With a wave to Plaskow, the two policemen began to trudge up the windy trail, heading due east. Near the crest of the first hill, Peter looked over his shoulder and noted that the dinghy had already moved out into the bay.
Peter had his own ideas of where to look. If Molly had cycled to the cliffs, she would have started on familiar paths, the established ones, and then jettisoned the bike in a regular hiding place before exploring on foot. Of course, it was possible that she had a rendezvous with the rapist, and that might have altered her route. All the principal tracks had been searched, the fringes and the lay-bys too, but no bicycle had turned up.
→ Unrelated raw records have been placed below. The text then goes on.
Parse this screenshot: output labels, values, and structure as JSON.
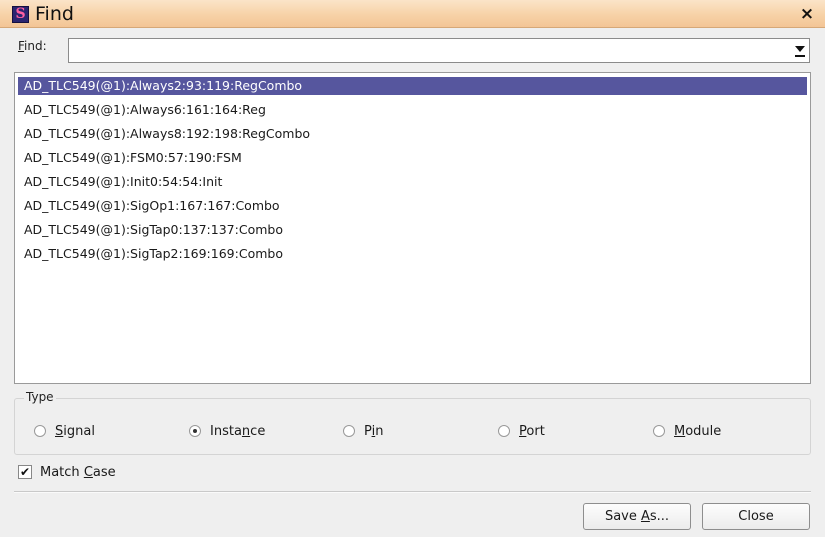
{
  "window": {
    "title": "Find",
    "app_icon_letter": "S",
    "close_glyph": "×"
  },
  "find": {
    "label_mnemonic": "F",
    "label_rest": "ind:",
    "value": "",
    "placeholder": ""
  },
  "results": {
    "items": [
      {
        "text": "AD_TLC549(@1):Always2:93:119:RegCombo",
        "selected": true
      },
      {
        "text": "AD_TLC549(@1):Always6:161:164:Reg",
        "selected": false
      },
      {
        "text": "AD_TLC549(@1):Always8:192:198:RegCombo",
        "selected": false
      },
      {
        "text": "AD_TLC549(@1):FSM0:57:190:FSM",
        "selected": false
      },
      {
        "text": "AD_TLC549(@1):Init0:54:54:Init",
        "selected": false
      },
      {
        "text": "AD_TLC549(@1):SigOp1:167:167:Combo",
        "selected": false
      },
      {
        "text": "AD_TLC549(@1):SigTap0:137:137:Combo",
        "selected": false
      },
      {
        "text": "AD_TLC549(@1):SigTap2:169:169:Combo",
        "selected": false
      }
    ],
    "selection_color": "#56569e"
  },
  "type_group": {
    "legend": "Type",
    "options": [
      {
        "pre": "",
        "mnemonic": "S",
        "post": "ignal",
        "checked": false
      },
      {
        "pre": "Insta",
        "mnemonic": "n",
        "post": "ce",
        "checked": true
      },
      {
        "pre": "P",
        "mnemonic": "i",
        "post": "n",
        "checked": false
      },
      {
        "pre": "",
        "mnemonic": "P",
        "post": "ort",
        "checked": false
      },
      {
        "pre": "",
        "mnemonic": "M",
        "post": "odule",
        "checked": false
      }
    ]
  },
  "match_case": {
    "pre": "Match ",
    "mnemonic": "C",
    "post": "ase",
    "checked": true,
    "check_glyph": "✔"
  },
  "buttons": {
    "save_as": {
      "pre": "Save ",
      "mnemonic": "A",
      "post": "s..."
    },
    "close": {
      "label": "Close"
    }
  },
  "colors": {
    "titlebar_accent": "#f7d2a7",
    "background": "#efefef"
  }
}
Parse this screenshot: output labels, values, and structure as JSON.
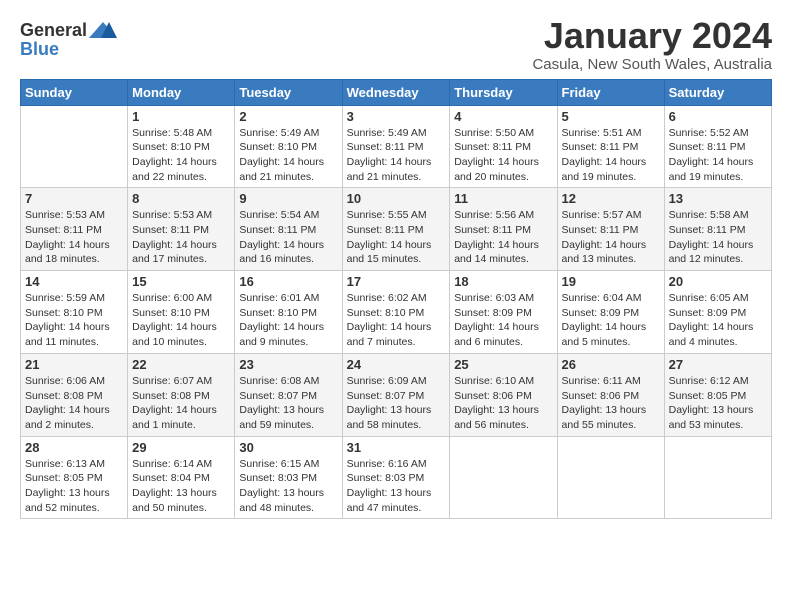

Inland from their current vantage point, the police officers could see that the promontories were treeless, cleared over the centuries for firewood and replanted with grass for sheep. Peter saw no herds or flocks, and the fences that had once kept livestock from the rim were gone entirely. Nor could he see any human beings, or even houses. The point was: the heights extending inland in this subsection of the Zone were passable for a girl on a bike but too exposed for the Rover to risk seizing her there. Peter was certain he had waited until she came closer to the water.
But not here. The fields and ridges to the north led nowhere. Ahead about a kilometre the terrain changed. The forbidding cliffs began — he could hear the grind of the crashing surf — and the plateaus, which ran back from the brink several hundred yards, supported copses of windswept, stunted trees interspersed with piles of boulders. Anyone might hide there.